Beyond these edifices come the city’s latest epic struggles against fate: its screaming, pulsating business district, with hordes of motorbikes—the drivers texting on cellphones in traffic jams—and cutting-edge facades that invade an otherwise cruddy-drab jumble of storefronts. This is pre–chain store capitalism, with cafés everywhere, each different in mood and design, offering some of the best coffee in the world, and no sign of Starbucks. Despite all the history, Hanoi is no outdoor museum like the great cities of Europe. It is still in the ungainly process of becoming—closer to the disheveled chaos of India than to the alienating sterility of Singapore.
Vietnamese are now prying their way into the developed world—for the sake of themselves and their families, obviously, but also to preserve their independence against an equally dynamic China. And as it has been since antiquity, Hanoi remains a city of nervous political calculations, the price of being a potential middle-level power—the 13th-most-populous nation in the world—with a long coastline at the crossroads of major maritime routes and close to immense offshore energy deposits.

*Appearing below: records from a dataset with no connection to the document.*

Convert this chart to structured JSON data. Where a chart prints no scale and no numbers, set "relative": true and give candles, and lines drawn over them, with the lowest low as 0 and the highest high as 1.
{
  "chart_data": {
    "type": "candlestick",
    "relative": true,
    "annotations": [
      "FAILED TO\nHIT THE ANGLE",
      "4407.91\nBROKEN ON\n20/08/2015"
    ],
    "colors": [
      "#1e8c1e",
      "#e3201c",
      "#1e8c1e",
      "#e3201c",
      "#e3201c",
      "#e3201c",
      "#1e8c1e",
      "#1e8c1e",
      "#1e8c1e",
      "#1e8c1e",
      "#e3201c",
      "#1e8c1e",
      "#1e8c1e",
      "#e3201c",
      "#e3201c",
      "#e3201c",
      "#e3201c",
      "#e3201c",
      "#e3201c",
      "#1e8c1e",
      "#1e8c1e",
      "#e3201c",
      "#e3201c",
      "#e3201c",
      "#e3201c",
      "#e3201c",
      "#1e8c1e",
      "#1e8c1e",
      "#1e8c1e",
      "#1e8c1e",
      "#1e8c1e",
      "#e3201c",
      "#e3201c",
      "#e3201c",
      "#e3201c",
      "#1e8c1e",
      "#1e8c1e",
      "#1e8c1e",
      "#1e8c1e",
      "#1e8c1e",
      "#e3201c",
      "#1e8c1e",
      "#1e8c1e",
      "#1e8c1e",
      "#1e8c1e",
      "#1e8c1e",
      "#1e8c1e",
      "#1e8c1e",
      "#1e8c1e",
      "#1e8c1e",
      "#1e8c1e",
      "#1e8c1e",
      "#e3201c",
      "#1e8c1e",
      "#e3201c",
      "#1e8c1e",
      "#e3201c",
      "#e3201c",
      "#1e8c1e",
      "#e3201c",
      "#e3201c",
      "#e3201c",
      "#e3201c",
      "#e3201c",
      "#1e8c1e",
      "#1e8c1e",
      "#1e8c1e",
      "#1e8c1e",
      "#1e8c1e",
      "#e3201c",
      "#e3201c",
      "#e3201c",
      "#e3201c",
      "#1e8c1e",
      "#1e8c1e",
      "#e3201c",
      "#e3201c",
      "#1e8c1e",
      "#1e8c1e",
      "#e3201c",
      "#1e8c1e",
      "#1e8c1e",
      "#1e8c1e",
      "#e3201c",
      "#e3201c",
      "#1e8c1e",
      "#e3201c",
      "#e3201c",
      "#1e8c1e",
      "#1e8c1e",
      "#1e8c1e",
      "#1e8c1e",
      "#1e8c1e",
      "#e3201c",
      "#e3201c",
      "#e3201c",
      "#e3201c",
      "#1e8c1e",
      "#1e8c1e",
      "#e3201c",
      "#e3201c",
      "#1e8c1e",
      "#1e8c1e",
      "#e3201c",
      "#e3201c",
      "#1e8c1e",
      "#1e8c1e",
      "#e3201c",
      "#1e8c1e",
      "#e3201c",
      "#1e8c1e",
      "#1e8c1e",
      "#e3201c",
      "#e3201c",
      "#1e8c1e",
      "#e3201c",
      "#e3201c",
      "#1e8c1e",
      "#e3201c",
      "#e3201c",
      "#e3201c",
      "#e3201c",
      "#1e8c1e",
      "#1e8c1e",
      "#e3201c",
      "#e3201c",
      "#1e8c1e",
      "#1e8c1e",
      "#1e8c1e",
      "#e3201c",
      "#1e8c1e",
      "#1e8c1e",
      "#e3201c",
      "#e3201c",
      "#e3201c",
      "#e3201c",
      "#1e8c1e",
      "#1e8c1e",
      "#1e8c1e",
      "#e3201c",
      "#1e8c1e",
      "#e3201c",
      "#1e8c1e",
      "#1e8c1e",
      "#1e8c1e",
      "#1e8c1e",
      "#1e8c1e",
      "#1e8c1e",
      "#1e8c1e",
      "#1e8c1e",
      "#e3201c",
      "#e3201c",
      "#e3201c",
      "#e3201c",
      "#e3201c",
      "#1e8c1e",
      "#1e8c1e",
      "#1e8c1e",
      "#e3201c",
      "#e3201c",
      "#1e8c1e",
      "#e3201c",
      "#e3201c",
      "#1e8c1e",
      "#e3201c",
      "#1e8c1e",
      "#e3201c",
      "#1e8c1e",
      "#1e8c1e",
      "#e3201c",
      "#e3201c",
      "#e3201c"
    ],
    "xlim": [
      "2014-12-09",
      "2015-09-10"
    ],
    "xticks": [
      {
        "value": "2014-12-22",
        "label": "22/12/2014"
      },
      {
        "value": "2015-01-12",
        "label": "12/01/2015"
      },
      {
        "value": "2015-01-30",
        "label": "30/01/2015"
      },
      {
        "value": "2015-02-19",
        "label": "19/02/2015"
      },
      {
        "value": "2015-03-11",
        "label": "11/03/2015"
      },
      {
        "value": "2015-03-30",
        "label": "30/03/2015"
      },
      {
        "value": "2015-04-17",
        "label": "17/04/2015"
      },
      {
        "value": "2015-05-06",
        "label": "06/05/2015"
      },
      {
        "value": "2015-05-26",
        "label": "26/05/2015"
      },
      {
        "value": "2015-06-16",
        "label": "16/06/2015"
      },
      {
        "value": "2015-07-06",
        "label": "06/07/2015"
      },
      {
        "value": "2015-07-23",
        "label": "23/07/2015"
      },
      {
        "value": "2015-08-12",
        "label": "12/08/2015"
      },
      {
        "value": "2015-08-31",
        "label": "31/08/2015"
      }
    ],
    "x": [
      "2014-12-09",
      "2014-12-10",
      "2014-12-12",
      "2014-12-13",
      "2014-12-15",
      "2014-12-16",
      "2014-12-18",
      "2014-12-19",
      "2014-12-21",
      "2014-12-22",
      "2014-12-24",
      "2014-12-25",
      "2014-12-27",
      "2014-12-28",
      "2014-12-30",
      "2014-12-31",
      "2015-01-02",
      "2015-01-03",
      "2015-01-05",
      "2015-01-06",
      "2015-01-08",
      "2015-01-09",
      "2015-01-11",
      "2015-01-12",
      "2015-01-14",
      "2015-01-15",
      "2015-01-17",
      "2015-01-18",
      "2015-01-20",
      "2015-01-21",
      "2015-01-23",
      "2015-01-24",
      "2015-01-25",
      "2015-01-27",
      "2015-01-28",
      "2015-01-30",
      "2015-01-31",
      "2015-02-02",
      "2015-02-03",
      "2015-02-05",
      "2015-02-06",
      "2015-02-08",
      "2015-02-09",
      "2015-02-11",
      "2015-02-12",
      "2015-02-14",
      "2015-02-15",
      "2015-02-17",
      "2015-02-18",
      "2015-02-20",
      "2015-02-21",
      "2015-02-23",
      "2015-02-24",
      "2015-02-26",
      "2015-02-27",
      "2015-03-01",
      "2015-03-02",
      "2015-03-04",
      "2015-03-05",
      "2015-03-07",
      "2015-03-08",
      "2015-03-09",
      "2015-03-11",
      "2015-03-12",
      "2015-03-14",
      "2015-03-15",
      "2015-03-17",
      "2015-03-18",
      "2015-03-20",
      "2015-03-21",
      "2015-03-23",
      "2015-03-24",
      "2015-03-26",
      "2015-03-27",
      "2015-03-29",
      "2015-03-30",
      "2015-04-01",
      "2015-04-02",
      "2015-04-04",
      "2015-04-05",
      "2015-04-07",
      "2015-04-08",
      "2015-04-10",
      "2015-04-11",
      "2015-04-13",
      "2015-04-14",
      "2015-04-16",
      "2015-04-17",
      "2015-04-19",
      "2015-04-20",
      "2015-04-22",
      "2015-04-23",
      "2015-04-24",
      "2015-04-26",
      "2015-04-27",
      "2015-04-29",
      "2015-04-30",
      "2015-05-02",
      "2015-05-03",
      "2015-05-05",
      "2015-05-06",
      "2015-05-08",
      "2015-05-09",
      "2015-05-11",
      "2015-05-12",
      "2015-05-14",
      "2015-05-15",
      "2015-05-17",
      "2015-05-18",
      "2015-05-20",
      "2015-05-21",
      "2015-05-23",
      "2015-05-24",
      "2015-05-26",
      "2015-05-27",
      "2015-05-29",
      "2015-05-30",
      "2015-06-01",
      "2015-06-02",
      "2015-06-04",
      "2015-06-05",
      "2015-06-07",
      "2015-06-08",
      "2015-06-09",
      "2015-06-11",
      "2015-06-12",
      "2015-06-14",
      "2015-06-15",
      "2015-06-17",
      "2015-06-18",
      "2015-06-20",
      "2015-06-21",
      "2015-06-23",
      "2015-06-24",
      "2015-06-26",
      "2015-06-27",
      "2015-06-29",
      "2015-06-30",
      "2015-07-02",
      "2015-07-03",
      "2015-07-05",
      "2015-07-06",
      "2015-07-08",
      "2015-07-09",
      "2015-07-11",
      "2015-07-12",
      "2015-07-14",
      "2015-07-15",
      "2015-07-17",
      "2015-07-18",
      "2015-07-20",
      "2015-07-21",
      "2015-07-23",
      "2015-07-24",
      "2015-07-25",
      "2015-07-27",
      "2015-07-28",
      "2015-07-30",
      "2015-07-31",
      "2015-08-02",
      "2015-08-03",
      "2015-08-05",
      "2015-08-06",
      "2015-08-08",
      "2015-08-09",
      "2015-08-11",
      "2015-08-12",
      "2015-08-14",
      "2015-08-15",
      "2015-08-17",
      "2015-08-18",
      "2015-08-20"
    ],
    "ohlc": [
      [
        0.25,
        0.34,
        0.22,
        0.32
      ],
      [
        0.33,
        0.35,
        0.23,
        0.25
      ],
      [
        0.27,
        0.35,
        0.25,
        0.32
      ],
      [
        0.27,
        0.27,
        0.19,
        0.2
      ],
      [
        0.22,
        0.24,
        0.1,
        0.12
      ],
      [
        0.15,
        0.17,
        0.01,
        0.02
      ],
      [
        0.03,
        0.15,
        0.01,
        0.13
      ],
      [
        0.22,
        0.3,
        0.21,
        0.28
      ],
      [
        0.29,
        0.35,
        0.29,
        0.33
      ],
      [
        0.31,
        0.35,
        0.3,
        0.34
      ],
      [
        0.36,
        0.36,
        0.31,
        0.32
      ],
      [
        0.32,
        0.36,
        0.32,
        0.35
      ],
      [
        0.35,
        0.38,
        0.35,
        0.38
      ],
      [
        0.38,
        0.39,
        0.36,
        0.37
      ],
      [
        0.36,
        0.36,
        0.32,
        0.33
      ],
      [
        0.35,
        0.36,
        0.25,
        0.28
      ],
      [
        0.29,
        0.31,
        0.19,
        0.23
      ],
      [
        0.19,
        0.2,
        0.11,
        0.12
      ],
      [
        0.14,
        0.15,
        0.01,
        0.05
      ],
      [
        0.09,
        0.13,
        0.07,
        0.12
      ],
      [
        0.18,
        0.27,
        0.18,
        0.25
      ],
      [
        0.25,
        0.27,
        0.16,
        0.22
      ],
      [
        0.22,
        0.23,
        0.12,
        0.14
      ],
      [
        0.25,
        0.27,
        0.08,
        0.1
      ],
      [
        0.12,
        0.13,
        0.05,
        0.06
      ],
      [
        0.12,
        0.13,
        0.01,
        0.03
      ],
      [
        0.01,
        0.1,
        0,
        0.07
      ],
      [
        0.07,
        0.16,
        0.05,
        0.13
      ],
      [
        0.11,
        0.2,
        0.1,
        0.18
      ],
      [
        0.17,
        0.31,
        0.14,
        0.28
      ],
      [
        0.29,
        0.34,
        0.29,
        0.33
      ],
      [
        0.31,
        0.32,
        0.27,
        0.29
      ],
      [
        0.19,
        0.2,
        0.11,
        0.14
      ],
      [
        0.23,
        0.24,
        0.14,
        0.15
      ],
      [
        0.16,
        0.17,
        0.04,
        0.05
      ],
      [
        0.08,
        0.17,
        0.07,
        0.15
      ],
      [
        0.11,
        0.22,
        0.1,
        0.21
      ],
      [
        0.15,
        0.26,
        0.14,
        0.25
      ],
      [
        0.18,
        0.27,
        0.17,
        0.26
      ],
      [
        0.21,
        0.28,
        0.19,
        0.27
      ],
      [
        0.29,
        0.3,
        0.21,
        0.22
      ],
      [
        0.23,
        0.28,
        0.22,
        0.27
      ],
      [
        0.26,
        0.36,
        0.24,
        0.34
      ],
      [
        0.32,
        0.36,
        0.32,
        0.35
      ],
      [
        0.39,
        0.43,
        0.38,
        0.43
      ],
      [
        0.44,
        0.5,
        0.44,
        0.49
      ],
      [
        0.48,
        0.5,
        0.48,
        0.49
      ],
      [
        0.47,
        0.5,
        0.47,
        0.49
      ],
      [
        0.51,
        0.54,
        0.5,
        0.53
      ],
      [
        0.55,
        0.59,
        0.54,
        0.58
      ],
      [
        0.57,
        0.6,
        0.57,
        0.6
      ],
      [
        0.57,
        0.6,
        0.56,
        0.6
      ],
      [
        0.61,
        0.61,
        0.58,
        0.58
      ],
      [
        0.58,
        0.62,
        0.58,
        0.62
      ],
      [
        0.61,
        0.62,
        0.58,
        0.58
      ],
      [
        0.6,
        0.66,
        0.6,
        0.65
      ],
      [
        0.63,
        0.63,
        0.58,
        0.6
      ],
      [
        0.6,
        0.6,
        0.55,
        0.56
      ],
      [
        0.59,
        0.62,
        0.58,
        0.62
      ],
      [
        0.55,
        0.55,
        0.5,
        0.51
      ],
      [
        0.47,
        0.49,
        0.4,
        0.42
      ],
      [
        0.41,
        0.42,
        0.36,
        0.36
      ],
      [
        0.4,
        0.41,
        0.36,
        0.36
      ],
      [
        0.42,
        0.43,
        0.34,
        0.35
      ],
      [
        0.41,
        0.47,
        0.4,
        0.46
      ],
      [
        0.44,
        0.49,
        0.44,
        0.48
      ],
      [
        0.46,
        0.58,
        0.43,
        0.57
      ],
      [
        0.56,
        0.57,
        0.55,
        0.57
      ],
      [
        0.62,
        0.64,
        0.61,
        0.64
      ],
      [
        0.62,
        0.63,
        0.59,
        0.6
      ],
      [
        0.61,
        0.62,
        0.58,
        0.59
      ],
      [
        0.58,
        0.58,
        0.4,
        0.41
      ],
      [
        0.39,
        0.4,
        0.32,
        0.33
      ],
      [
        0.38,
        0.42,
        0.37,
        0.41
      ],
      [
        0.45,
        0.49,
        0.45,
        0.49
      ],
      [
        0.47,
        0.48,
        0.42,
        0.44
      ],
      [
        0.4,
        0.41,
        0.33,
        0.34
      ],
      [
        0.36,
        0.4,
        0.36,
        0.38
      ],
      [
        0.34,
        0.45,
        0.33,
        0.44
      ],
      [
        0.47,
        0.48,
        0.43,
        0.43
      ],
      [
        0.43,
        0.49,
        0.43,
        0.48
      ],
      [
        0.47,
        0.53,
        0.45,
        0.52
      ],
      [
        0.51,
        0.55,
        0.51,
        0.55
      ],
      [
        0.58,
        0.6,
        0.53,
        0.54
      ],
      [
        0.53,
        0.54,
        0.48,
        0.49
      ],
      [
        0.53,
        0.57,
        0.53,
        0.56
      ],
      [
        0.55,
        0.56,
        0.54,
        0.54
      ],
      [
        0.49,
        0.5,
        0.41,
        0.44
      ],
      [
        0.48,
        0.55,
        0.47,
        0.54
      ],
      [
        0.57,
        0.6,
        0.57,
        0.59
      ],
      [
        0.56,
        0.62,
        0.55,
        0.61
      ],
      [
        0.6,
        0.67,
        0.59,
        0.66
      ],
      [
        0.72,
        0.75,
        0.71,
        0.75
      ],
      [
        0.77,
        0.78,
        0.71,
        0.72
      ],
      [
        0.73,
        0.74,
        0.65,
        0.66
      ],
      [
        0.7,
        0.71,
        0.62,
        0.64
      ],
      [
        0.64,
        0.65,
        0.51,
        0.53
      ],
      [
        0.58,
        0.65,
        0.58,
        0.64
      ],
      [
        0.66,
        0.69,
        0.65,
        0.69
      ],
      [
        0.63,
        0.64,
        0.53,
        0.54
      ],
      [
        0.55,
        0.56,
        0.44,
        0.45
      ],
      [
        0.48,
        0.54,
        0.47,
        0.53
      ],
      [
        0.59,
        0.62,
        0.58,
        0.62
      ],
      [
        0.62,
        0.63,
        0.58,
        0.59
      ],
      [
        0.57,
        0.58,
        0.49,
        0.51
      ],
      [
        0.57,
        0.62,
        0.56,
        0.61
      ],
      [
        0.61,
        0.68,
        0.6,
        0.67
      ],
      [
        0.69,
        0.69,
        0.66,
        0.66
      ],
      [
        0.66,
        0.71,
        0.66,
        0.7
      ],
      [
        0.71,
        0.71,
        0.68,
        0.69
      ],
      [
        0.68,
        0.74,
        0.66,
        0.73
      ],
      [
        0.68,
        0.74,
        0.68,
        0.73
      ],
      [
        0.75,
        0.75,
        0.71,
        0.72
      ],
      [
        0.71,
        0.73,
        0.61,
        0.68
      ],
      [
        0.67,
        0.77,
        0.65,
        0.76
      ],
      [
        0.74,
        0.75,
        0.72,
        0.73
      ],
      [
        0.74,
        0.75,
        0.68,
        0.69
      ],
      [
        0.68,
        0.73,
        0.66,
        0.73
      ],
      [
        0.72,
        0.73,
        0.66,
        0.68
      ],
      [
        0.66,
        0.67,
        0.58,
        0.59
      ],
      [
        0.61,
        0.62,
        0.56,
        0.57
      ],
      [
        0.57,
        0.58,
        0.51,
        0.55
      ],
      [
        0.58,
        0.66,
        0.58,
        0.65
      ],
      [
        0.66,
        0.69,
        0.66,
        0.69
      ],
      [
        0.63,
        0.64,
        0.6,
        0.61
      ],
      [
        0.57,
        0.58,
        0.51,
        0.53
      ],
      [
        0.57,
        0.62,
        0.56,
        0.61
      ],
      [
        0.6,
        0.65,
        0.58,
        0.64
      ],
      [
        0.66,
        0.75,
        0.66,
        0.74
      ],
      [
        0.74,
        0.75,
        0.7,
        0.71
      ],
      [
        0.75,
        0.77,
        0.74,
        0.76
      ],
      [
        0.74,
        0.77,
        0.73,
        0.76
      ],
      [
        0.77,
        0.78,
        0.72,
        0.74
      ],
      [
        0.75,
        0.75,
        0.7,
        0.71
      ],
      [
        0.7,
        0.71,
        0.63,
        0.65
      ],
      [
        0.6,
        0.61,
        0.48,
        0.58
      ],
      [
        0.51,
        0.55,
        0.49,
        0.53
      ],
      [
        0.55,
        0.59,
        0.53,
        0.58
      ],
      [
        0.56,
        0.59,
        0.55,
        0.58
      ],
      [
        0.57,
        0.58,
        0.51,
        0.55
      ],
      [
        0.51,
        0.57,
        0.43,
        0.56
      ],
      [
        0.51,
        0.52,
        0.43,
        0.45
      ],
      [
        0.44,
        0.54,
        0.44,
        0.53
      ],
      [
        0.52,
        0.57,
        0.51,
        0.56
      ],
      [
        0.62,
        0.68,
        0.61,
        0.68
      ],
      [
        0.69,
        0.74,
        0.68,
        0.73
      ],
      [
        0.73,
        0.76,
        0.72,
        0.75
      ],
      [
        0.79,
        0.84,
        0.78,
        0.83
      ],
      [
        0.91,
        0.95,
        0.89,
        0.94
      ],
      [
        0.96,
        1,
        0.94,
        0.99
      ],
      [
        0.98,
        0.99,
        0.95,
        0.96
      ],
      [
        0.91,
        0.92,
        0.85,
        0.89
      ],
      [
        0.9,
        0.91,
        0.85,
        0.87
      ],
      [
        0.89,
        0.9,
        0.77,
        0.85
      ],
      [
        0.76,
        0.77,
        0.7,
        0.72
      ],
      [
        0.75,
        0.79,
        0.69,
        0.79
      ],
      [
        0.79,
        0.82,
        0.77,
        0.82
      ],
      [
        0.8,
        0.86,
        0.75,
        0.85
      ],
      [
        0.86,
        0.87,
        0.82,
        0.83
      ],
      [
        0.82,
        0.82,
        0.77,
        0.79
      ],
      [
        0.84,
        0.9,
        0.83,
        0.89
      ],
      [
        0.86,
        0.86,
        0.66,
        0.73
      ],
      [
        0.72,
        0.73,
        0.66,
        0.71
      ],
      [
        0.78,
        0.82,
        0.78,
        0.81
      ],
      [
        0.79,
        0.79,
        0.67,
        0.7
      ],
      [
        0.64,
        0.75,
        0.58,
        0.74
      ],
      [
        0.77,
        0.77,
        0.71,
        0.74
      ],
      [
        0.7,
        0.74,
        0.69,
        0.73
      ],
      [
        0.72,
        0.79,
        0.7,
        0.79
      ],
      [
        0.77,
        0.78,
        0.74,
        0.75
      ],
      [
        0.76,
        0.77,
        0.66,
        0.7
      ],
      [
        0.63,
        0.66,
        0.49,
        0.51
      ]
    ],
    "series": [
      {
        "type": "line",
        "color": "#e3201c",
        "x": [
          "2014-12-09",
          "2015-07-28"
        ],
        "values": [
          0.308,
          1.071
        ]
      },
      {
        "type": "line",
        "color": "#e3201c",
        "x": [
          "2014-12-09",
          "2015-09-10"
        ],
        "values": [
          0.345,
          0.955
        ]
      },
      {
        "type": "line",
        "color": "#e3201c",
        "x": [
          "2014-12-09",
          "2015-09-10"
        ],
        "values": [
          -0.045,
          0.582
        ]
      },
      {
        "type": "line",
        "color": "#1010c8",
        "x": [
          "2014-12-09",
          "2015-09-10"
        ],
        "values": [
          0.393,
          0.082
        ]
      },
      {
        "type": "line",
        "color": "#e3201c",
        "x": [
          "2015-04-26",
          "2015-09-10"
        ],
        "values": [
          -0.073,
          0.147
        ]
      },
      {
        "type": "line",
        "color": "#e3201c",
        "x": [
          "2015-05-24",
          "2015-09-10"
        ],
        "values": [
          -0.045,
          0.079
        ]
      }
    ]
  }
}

On my visit there last year, I found a country seized not only with the imperative of economic development but also with the challenge of finding a modus vivendi with its age-old neighbor and hegemon—a challenge that it increasingly looks to the United States, its onetime adversary, to help meet.
That may demand that Americans, at least, shift their historical perspective and try to see the world through Vietnamese eyes. Ngo Quang Xuan, the vice chairman of the National Assembly’s Foreign Affairs Committee, tells me that the critical year for contemporary Vietnam was not 1975, when South Vietnam was overrun by the Communist North, but 1995, when relations were normalized with the United States, and Vietnam joined the Association of Southeast Asian Nations (ASEAN) and signed a “framework” agreement with the European Union. “We joined the world, in other words,” Xuan says, admitting that before making these decisions, “we had many hard discussions among ourselves.” For the truth is that despite their successive victories over the French and the Americans, the Vietnamese Communists, as their officials explained to me in a series of conversations over several weeks, felt continually humbled by events thereafter.
Consider: Vietnam had invaded Cambodia in 1978, liberating that country from the genocidal madness of Pol Pot’s Khmer Rouge regime. Though the invasion was an act of cold-blooded realism to blunt the strategic threat posed by the pro-Chinese Khmer Rouge, it had a vast and profoundly positive humanitarian effect. Nevertheless, for this pivotal act of mercy, pro-Soviet Vietnam was embargoed by a pro-Chinese coalition that included the United States, which, ever since President Richard Nixon’s 1972 trip to China, had tilted toward Beijing. In 1979, China itself invaded Vietnam, to keep Vietnam from marching through Cambodia to Thailand. Meanwhile, the Soviet Union never came to the aid of its client state. Vietnam was now diplomatically isolated, stuck in a quagmire in Cambodia and burdened by back-breaking poverty, largely as a result of its own militarism. The Vietnamese leaders of the 1970s, wrote Singapore’s then prime minister, Lee Kuan Yew, in his 2000 memoir, were “insufferable,” priding themselves as the “Prussians of Southeast Asia.” But the arrogance, as Vietnamese leaders have told me, didn’t last. Severe food shortages and the collapse of the Soviet empire in 1989–91 forced Vietnam to pull its troops out of Cambodia. Vietnam was now utterly friendless, its triumph over the Americans a distant memory. “The feeling of victory in that war was always muted,” a Vietnamese diplomat tells me, “because there was never a peace dividend.”